The $13.6 trillion question: how do we pay for the green transition?

The public sector will have to provide about 30 per cent of climate finance globally, and the heat is building on governments to come up with ways of doing that.

The bill will be immense. If average global temperature rises are to be limited in line with the 2015 Paris Agreement, climate finance globally will need to increase to about $US9 trillion ($13.6 trillion) a year globally by 2030, up from just under $US1.3 trillion in 2021-22, according to a report last year from the Climate Policy Initiative.

Former US presidential candidate John Kerry, who stepped down from his role as the US special climate envoy in March, puts the challenge of meeting this bluntly: “We don’t have the money.”

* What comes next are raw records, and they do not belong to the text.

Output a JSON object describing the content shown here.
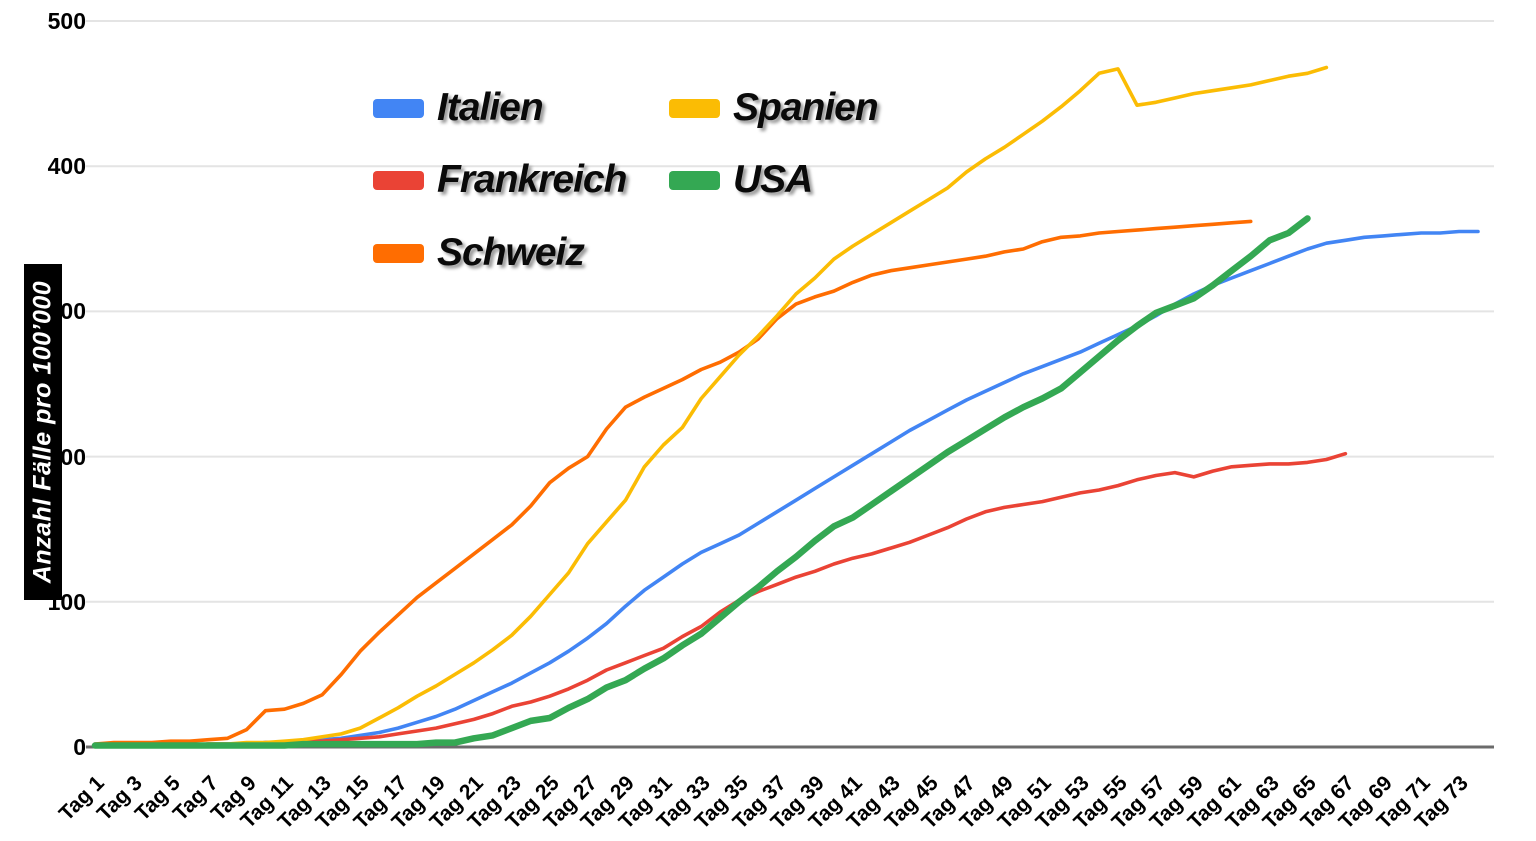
{
  "chart_data": {
    "type": "line",
    "title": "",
    "xlabel": "",
    "ylabel": "Anzahl Fälle pro 100’000",
    "ylim": [
      0,
      500
    ],
    "yticks": [
      0,
      100,
      200,
      300,
      400,
      500
    ],
    "ytick_labels": [
      "0",
      "100",
      "200",
      "300",
      "400",
      "500"
    ],
    "x_tick_labels": [
      "Tag 1",
      "Tag 3",
      "Tag 5",
      "Tag 7",
      "Tag 9",
      "Tag 11",
      "Tag 13",
      "Tag 15",
      "Tag 17",
      "Tag 19",
      "Tag 21",
      "Tag 23",
      "Tag 25",
      "Tag 27",
      "Tag 29",
      "Tag 31",
      "Tag 33",
      "Tag 35",
      "Tag 37",
      "Tag 39",
      "Tag 41",
      "Tag 43",
      "Tag 45",
      "Tag 47",
      "Tag 49",
      "Tag 51",
      "Tag 53",
      "Tag 55",
      "Tag 57",
      "Tag 59",
      "Tag 61",
      "Tag 63",
      "Tag 65",
      "Tag 67",
      "Tag 69",
      "Tag 71",
      "Tag 73"
    ],
    "x_tick_rotation": -45,
    "x_days_total": 74,
    "grid": "horizontal",
    "legend_position": "top-left-overlay",
    "background": "#ffffff",
    "gridline_color": "#e4e4e4",
    "axis_line_color": "#6b6b6b",
    "tick_label_color": "#000000",
    "ylabel_bg": "#000000",
    "ylabel_color": "#ffffff",
    "series": [
      {
        "name": "Italien",
        "color": "#4285f4",
        "thick": false,
        "start_day": 1,
        "values": [
          1,
          1,
          1,
          1,
          1,
          1,
          2,
          2,
          2,
          3,
          3,
          4,
          5,
          6,
          8,
          10,
          13,
          17,
          21,
          26,
          32,
          38,
          44,
          51,
          58,
          66,
          75,
          85,
          97,
          108,
          117,
          126,
          134,
          140,
          146,
          154,
          162,
          170,
          178,
          186,
          194,
          202,
          210,
          218,
          225,
          232,
          239,
          245,
          251,
          257,
          262,
          267,
          272,
          278,
          284,
          290,
          297,
          305,
          312,
          318,
          323,
          328,
          333,
          338,
          343,
          347,
          349,
          351,
          352,
          353,
          354,
          354,
          355,
          355
        ]
      },
      {
        "name": "Frankreich",
        "color": "#ea4335",
        "thick": false,
        "start_day": 1,
        "values": [
          1,
          1,
          1,
          1,
          1,
          1,
          2,
          2,
          2,
          3,
          3,
          4,
          4,
          5,
          6,
          7,
          9,
          11,
          13,
          16,
          19,
          23,
          28,
          31,
          35,
          40,
          46,
          53,
          58,
          63,
          68,
          76,
          83,
          93,
          101,
          107,
          112,
          117,
          121,
          126,
          130,
          133,
          137,
          141,
          146,
          151,
          157,
          162,
          165,
          167,
          169,
          172,
          175,
          177,
          180,
          184,
          187,
          189,
          186,
          190,
          193,
          194,
          195,
          195,
          196,
          198,
          202
        ]
      },
      {
        "name": "Schweiz",
        "color": "#ff6d01",
        "thick": false,
        "start_day": 1,
        "values": [
          2,
          3,
          3,
          3,
          4,
          4,
          5,
          6,
          12,
          25,
          26,
          30,
          36,
          50,
          66,
          79,
          91,
          103,
          113,
          123,
          133,
          143,
          153,
          166,
          182,
          192,
          200,
          219,
          234,
          241,
          247,
          253,
          260,
          265,
          272,
          281,
          295,
          305,
          310,
          314,
          320,
          325,
          328,
          330,
          332,
          334,
          336,
          338,
          341,
          343,
          348,
          351,
          352,
          354,
          355,
          356,
          357,
          358,
          359,
          360,
          361,
          362
        ]
      },
      {
        "name": "Spanien",
        "color": "#fbbc04",
        "thick": false,
        "start_day": 1,
        "values": [
          1,
          1,
          1,
          1,
          1,
          1,
          2,
          2,
          3,
          3,
          4,
          5,
          7,
          9,
          13,
          20,
          27,
          35,
          42,
          50,
          58,
          67,
          77,
          90,
          105,
          120,
          140,
          155,
          170,
          193,
          208,
          220,
          240,
          255,
          270,
          283,
          297,
          312,
          323,
          336,
          345,
          353,
          361,
          369,
          377,
          385,
          396,
          405,
          413,
          422,
          431,
          441,
          452,
          464,
          467,
          442,
          444,
          447,
          450,
          452,
          454,
          456,
          459,
          462,
          464,
          468
        ]
      },
      {
        "name": "USA",
        "color": "#34a853",
        "thick": true,
        "start_day": 1,
        "values": [
          1,
          1,
          1,
          1,
          1,
          1,
          1,
          1,
          1,
          1,
          1,
          2,
          2,
          2,
          2,
          2,
          2,
          2,
          3,
          3,
          6,
          8,
          13,
          18,
          20,
          27,
          33,
          41,
          46,
          54,
          61,
          70,
          78,
          89,
          100,
          110,
          121,
          131,
          142,
          152,
          158,
          167,
          176,
          185,
          194,
          203,
          211,
          219,
          227,
          234,
          240,
          247,
          258,
          269,
          280,
          290,
          299,
          304,
          309,
          318,
          328,
          338,
          349,
          354,
          364
        ]
      }
    ]
  }
}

The 80-year-old is now planning to turn his attention to climate finance to prepare for the phaseout of fossil fuels. “We have to put in place more rapidly the funding mechanisms that are going to actually fuel this transition at the pace it needs to be,” he says.

To do that, governments around the world are weighing up options from wealth taxes to levies on shipping. The US is planning to fund the IRA by raising $US300 billion over the decade by requiring large corporations to pay a 15 per cent minimum tax on their profits, as well as through a stock buyback tax, among other measures.

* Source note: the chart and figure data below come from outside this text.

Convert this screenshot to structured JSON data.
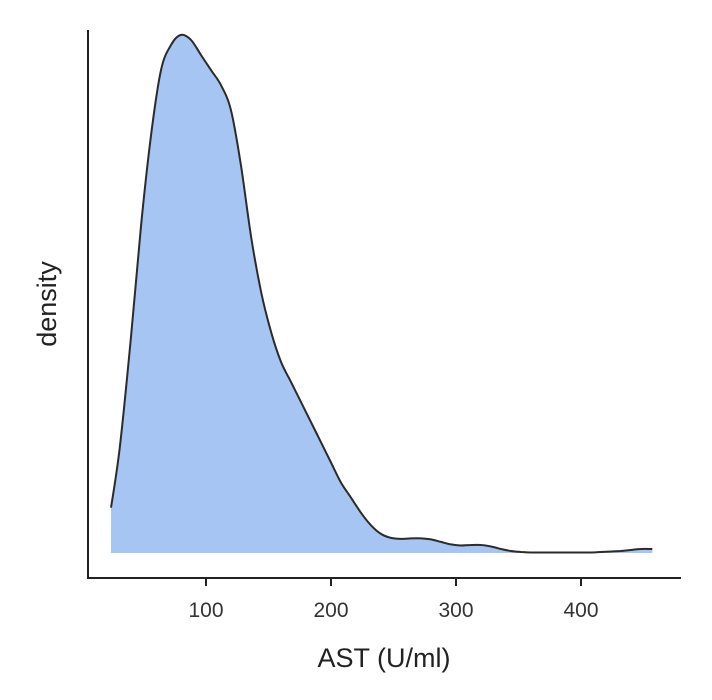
{
  "chart_data": {
    "type": "area",
    "title": "",
    "xlabel": "AST (U/ml)",
    "ylabel": "density",
    "xlim": [
      0,
      475
    ],
    "ylim": [
      0,
      1.07
    ],
    "x_ticks": [
      100,
      200,
      300,
      400
    ],
    "y_ticks": [],
    "grid": false,
    "legend": "none",
    "fill_color": "#a6c5f2",
    "line_color": "#2b2b2b",
    "series": [
      {
        "x": [
          24,
          31,
          40,
          48,
          56,
          64,
          72,
          80,
          88,
          96,
          104,
          112,
          120,
          128,
          136,
          144,
          152,
          160,
          168,
          176,
          184,
          192,
          200,
          208,
          216,
          224,
          232,
          240,
          248,
          256,
          264,
          272,
          280,
          288,
          296,
          304,
          312,
          320,
          328,
          336,
          344,
          352,
          360,
          368,
          376,
          384,
          392,
          400,
          408,
          416,
          424,
          432,
          440,
          448,
          457
        ],
        "y": [
          0.09,
          0.21,
          0.43,
          0.65,
          0.83,
          0.96,
          1.01,
          1.03,
          1.02,
          0.99,
          0.96,
          0.93,
          0.88,
          0.77,
          0.63,
          0.52,
          0.44,
          0.38,
          0.34,
          0.3,
          0.26,
          0.22,
          0.18,
          0.14,
          0.11,
          0.08,
          0.055,
          0.038,
          0.03,
          0.028,
          0.029,
          0.029,
          0.027,
          0.022,
          0.017,
          0.015,
          0.016,
          0.016,
          0.013,
          0.008,
          0.004,
          0.002,
          0.001,
          0.001,
          0.001,
          0.001,
          0.001,
          0.001,
          0.001,
          0.002,
          0.003,
          0.004,
          0.006,
          0.008,
          0.008
        ]
      }
    ]
  }
}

…Read more: https://www.afr.com/companies/energy/the-13-6-trillion-question-how-do-we-pay-for-the-green-transition-20240507-p5fpwo

The impact of the proposed tax squeeze on ordinary people would be unimaginable.

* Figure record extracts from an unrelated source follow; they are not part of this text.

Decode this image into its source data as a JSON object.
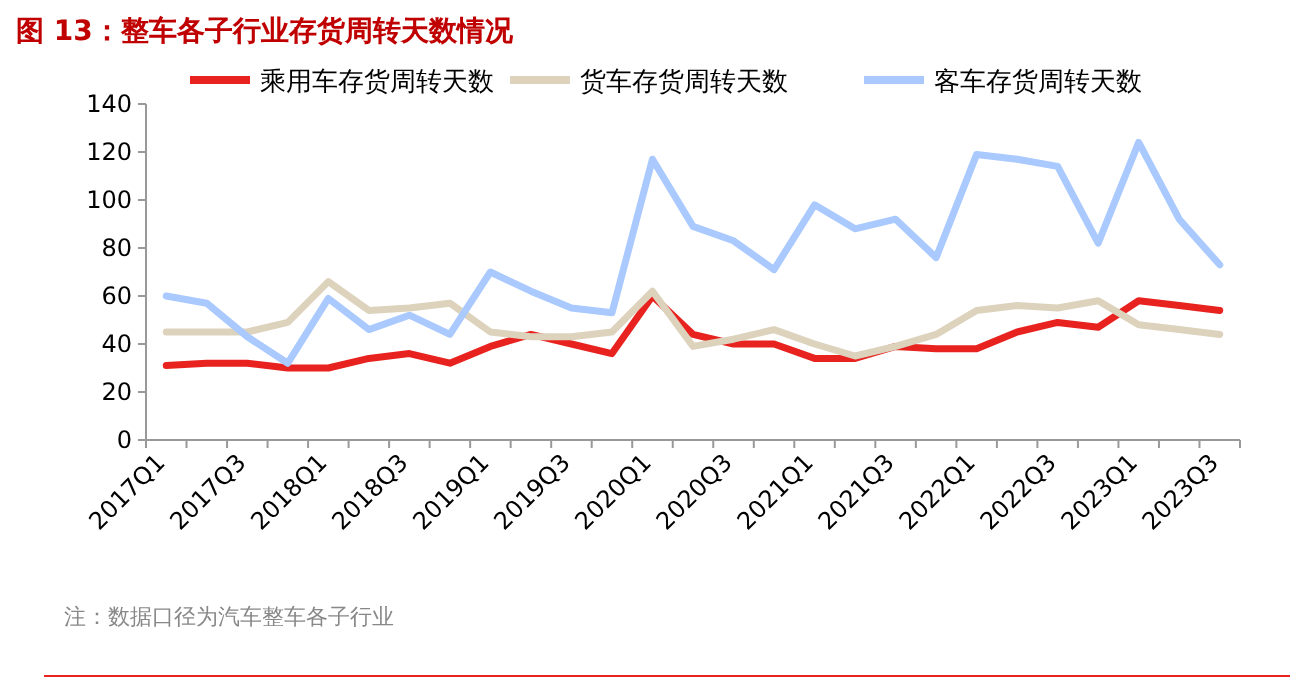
{
  "chart_data": {
    "type": "line",
    "title": "图 13：整车各子行业存货周转天数情况",
    "categories": [
      "2017Q1",
      null,
      "2017Q3",
      null,
      "2018Q1",
      null,
      "2018Q3",
      null,
      "2019Q1",
      null,
      "2019Q3",
      null,
      "2020Q1",
      null,
      "2020Q3",
      null,
      "2021Q1",
      null,
      "2021Q3",
      null,
      "2022Q1",
      null,
      "2022Q3",
      null,
      "2023Q1",
      null,
      "2023Q3"
    ],
    "series": [
      {
        "name": "乘用车存货周转天数",
        "color": "#e8231f",
        "values": [
          31,
          32,
          32,
          30,
          30,
          34,
          36,
          32,
          39,
          44,
          40,
          36,
          60,
          44,
          40,
          40,
          34,
          34,
          39,
          38,
          38,
          45,
          49,
          47,
          58,
          56,
          54
        ]
      },
      {
        "name": "货车存货周转天数",
        "color": "#ddd3bd",
        "values": [
          45,
          45,
          45,
          49,
          66,
          54,
          55,
          57,
          45,
          43,
          43,
          45,
          62,
          39,
          42,
          46,
          40,
          35,
          39,
          44,
          54,
          56,
          55,
          58,
          48,
          46,
          44
        ]
      },
      {
        "name": "客车存货周转天数",
        "color": "#a9c9ff",
        "values": [
          60,
          57,
          43,
          32,
          59,
          46,
          52,
          44,
          70,
          62,
          55,
          53,
          117,
          89,
          83,
          71,
          98,
          88,
          92,
          76,
          119,
          117,
          114,
          82,
          124,
          92,
          73
        ]
      }
    ],
    "ylim": [
      0,
      140
    ],
    "yticks": [
      0,
      20,
      40,
      60,
      80,
      100,
      120,
      140
    ],
    "legend": "top",
    "grid": false,
    "marker": "none",
    "line_style": "solid",
    "annotations": [
      "注：数据口径为汽车整车各子行业"
    ]
  }
}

People in the USA and other Western nations are already reeling under the impact of excessive government spending on climate measures and other wasteful “investments” driving up inflation, coupled with the simultaneous attack on fuel and energy availability and cost. Adding to this burden would inflict hardship previously unknown outside of wartime or great calamities.

All for the sake of solving a problem which does not exist.

This is how great powers fall, not by the hand of a conqueror, but rotted from within by rulers who lose touch with reality, burdening the nation with their delusions, until the structure of society is crushed under the weight of unbridled incompetence. A conqueror, if they appear, merely delivers the final blow to a power which is on the brink of collapse. Let us hope it is not our turn to suffer that fate which has befallen so many throughout history.